Native methods and virtual threads

Brian S O'Neill bronee at gmail.com
Fri Jul 14 21:50:01 UTC 2023


The solution you describe (a single thread pool for blocking native 
tasks) is the same as the message passing solution that I proposed. But 
if I have to manage different thread pools for different type of 
operations, it's no different than using platform threads.

In a world without virtual threads, my server waits on idle sockets by 
using epoll or a SelectableChannel. Tasks can then be dispatched to a 
thread pool. In a world _with_ virtual threads, I don't need to directly 
use epoll or a SelectableChannel. But if I have to dispatch tasks to 
different thread pools, then my server isn't that much different than it 
was before. I'm dispatching to something else all the time, so what have 
I gained? I still have to manage thread pool sizes, etc.

If I'm using virtual threads to dispatch short lived tasks (via 
structured concurrency) I now need to be aware of all of the task 
dependencies. Sometimes I can use virtual threads, and sometimes I need 
to use a regular FJ pool. This is more complex than what I had before, 
when I could just use a single FJ pool and not worry about it.

Am I describing a false dichotomy? No. It's about choosing the right 
type of threads to use, and virtual threads have unfortunate gotchas. 
The safe choice is to design a server to use platform threads by 
default, and later add virtual threads as an option.


On 2023-07-14 02:13 PM, Attila Kelemen wrote:
> 
>     If I'm writing a new service, and I have complete control over what
>     native libraries it depends on, I might conclude that virtual threads
>     are a good choice.
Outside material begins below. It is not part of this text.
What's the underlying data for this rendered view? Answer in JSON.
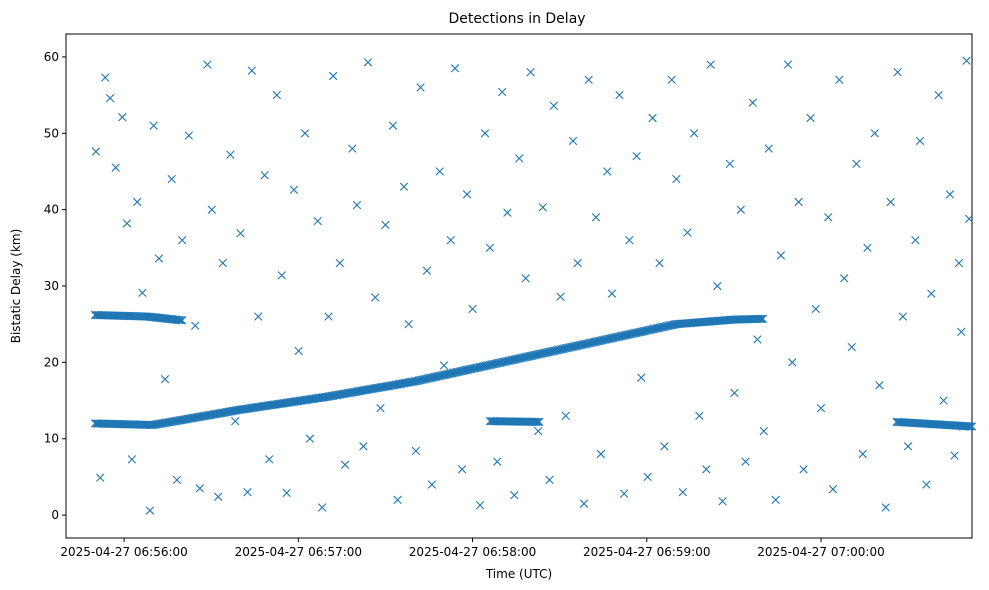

But as the service evolves, I might want to start
>     depending on native libraries that provide needed functionality. If
>     they
>     perform blocking operations, I might need to wrap the library with a
>     message passing queue, which just adds overhead and complexity. If the
>     advice is to stop using virtual threads at this point, I could have
>     made
>     that decision from day one. And it seems that's the safest option.
> 
> 
> But it is a false dichotomy to choose between not using virtual threads 
> basically at all, and using only VTs. If that is a serious problem, then 
> you could just create a single thread pool for your "slow, blocking 
> native tasks" and then just wait for the submitted task on the VT. It is 
> unlikely to make things very difficult, because you can easily hide this 
> behind a method which is barely different from marking a method as 
> "blocking, please compensate", and you even have more flexibility (which 
> you might need, if you have such an edge case).